Why not just remove it entirely?

Version 16.04 LTS

sudo apt-get update
sudo apt-get remove apport
sudo rm /etc/cron.daily/apport

Also, might want to check this out:

Removing popularity-contest without trashing the system?

New to 18.04:

How to Opt Out of System Information Reports


I found that I still wanted to disable Apport's crash handling in Python3. I had both tried disabling apport via cmdline (sudo systemctl disable apport.service), GUI (see this hopefully-original blog post), and via removal (sudo apt purge); however, Python backtraces showed apport still being present.

It seems like python3-apport is a prereq of ubuntu-desktop (relates launchpad bug 1773087), so may be hard to remove it.

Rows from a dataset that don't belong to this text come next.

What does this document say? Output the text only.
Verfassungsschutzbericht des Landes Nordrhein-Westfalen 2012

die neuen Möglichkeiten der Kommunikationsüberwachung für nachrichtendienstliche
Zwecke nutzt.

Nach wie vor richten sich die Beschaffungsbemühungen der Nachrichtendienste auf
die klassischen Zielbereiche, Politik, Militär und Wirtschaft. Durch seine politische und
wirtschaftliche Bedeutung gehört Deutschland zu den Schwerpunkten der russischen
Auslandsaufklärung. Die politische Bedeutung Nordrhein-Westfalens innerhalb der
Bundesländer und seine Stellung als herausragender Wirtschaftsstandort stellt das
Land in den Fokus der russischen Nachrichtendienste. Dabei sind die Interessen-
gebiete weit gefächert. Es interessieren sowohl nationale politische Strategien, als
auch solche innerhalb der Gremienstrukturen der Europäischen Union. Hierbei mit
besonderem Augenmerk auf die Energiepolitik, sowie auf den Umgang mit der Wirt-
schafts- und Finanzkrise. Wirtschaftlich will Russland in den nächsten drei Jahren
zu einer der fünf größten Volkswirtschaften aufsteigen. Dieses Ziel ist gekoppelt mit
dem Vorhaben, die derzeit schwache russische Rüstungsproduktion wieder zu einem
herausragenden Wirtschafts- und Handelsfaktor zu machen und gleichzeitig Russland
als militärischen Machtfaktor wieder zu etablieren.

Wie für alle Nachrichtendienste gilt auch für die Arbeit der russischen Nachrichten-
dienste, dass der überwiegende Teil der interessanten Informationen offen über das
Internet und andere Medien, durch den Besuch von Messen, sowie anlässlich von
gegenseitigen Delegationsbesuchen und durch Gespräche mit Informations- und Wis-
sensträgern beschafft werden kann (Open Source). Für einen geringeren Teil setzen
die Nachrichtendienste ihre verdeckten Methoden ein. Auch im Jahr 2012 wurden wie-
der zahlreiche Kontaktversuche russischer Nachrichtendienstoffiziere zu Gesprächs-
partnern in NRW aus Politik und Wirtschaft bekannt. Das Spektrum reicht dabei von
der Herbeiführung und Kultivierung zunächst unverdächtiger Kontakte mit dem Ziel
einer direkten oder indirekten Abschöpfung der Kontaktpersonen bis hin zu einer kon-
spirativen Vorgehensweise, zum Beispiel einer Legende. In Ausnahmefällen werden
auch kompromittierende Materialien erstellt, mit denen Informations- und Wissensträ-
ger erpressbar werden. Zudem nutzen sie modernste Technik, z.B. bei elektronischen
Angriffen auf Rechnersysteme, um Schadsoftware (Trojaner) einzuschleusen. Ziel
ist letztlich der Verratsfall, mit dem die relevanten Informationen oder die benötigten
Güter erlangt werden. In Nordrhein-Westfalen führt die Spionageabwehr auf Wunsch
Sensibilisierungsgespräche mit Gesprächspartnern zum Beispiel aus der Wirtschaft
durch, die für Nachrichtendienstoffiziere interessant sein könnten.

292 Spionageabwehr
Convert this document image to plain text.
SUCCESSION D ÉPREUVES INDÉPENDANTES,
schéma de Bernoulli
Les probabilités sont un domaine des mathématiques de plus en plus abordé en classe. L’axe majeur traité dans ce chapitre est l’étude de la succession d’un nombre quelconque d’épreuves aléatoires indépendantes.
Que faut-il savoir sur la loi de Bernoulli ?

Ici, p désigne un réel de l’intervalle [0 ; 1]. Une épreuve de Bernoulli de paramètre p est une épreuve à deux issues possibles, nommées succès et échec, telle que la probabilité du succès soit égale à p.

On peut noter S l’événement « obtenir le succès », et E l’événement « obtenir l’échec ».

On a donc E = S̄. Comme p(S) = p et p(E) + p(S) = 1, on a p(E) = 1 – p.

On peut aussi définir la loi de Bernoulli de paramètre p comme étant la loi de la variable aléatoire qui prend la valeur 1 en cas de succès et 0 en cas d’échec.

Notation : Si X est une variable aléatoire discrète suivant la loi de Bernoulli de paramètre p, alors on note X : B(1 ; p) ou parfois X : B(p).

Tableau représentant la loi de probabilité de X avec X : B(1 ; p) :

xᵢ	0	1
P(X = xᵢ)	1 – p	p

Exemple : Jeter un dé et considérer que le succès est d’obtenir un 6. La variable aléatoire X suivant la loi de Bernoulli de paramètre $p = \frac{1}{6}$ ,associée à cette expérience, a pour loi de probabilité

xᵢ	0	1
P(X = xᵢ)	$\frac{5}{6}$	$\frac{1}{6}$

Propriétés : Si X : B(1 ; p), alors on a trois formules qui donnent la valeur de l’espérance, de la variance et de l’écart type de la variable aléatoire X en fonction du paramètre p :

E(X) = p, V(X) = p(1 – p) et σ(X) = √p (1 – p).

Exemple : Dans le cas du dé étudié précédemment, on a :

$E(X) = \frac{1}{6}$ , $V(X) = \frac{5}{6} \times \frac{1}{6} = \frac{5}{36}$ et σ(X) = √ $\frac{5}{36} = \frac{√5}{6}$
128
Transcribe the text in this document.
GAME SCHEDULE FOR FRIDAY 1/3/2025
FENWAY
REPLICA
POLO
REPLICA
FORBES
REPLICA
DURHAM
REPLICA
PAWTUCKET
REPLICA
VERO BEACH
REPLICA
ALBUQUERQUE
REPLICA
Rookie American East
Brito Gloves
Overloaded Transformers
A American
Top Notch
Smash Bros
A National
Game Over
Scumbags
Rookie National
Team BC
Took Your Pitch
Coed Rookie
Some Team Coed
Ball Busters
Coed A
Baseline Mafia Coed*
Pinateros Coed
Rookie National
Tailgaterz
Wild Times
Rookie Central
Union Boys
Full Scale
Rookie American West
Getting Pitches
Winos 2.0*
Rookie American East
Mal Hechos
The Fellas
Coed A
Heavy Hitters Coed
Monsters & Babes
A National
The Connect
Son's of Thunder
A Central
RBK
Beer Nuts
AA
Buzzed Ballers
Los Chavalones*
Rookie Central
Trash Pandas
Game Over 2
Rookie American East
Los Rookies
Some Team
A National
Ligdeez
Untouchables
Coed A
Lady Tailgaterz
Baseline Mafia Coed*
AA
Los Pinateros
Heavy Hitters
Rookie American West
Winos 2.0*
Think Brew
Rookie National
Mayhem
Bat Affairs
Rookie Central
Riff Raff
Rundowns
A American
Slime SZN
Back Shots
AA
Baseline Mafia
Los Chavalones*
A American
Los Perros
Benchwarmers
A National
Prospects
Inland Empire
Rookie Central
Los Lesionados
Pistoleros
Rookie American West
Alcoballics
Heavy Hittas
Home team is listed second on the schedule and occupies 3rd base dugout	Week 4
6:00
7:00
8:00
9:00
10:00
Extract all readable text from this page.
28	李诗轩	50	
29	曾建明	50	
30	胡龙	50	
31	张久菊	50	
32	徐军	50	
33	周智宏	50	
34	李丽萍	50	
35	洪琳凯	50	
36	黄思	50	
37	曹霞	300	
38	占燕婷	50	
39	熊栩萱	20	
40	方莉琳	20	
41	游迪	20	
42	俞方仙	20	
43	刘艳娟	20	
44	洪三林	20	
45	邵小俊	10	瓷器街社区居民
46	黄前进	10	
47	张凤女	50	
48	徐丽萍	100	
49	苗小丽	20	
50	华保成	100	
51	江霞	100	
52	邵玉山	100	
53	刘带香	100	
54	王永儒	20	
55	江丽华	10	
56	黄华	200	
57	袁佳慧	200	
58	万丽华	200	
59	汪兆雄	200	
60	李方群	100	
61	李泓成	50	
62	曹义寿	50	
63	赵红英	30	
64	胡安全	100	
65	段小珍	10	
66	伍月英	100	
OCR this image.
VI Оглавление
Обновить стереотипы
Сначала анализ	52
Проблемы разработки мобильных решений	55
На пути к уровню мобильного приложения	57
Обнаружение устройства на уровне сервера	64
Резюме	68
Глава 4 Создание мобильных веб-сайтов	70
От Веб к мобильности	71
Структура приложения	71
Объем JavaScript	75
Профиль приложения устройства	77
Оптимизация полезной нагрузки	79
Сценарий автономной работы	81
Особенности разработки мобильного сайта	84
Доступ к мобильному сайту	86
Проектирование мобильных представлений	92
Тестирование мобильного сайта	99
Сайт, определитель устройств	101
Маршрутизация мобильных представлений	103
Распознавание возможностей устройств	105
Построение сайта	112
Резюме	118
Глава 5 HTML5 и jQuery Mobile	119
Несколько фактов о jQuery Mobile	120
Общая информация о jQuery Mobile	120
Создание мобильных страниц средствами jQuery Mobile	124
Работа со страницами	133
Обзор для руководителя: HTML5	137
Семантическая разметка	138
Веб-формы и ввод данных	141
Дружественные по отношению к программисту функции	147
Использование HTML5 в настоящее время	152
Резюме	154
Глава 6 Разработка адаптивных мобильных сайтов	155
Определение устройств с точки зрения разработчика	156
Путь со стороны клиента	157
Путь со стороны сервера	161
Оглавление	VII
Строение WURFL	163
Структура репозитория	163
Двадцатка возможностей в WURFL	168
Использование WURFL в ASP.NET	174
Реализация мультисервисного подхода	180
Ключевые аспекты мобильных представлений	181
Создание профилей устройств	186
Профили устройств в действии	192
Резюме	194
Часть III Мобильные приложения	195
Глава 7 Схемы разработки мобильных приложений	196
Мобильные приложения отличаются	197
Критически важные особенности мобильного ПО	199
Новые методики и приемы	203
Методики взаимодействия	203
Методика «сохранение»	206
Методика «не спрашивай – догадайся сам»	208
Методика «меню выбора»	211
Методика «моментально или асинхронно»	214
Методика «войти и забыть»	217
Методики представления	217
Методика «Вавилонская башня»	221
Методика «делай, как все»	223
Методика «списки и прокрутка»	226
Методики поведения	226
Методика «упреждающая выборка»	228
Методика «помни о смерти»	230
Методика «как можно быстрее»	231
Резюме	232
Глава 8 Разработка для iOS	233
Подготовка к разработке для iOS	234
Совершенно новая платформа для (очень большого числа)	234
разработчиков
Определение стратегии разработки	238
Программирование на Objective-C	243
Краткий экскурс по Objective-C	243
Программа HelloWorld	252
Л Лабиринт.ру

I then looked at the Apport#Crash_interception, and seems like we can hack /etc/python*/sitecustomize.py.

As an example, the following worked (disabled apport) on my system for python3.6:

# N.B. Authenticate sudo first!
cat | sudo tee /etc/python3.6/sitecustomize.py <<EOF
## install the apport exception handler if available
#    import apport_python_hook
#except ImportError:
#    pass
#    apport_python_hook.install()

EDIT: Didn't try doing stuff like isolated mode in python3 - dunno if that'd work with Ubuntu-baked site customizations.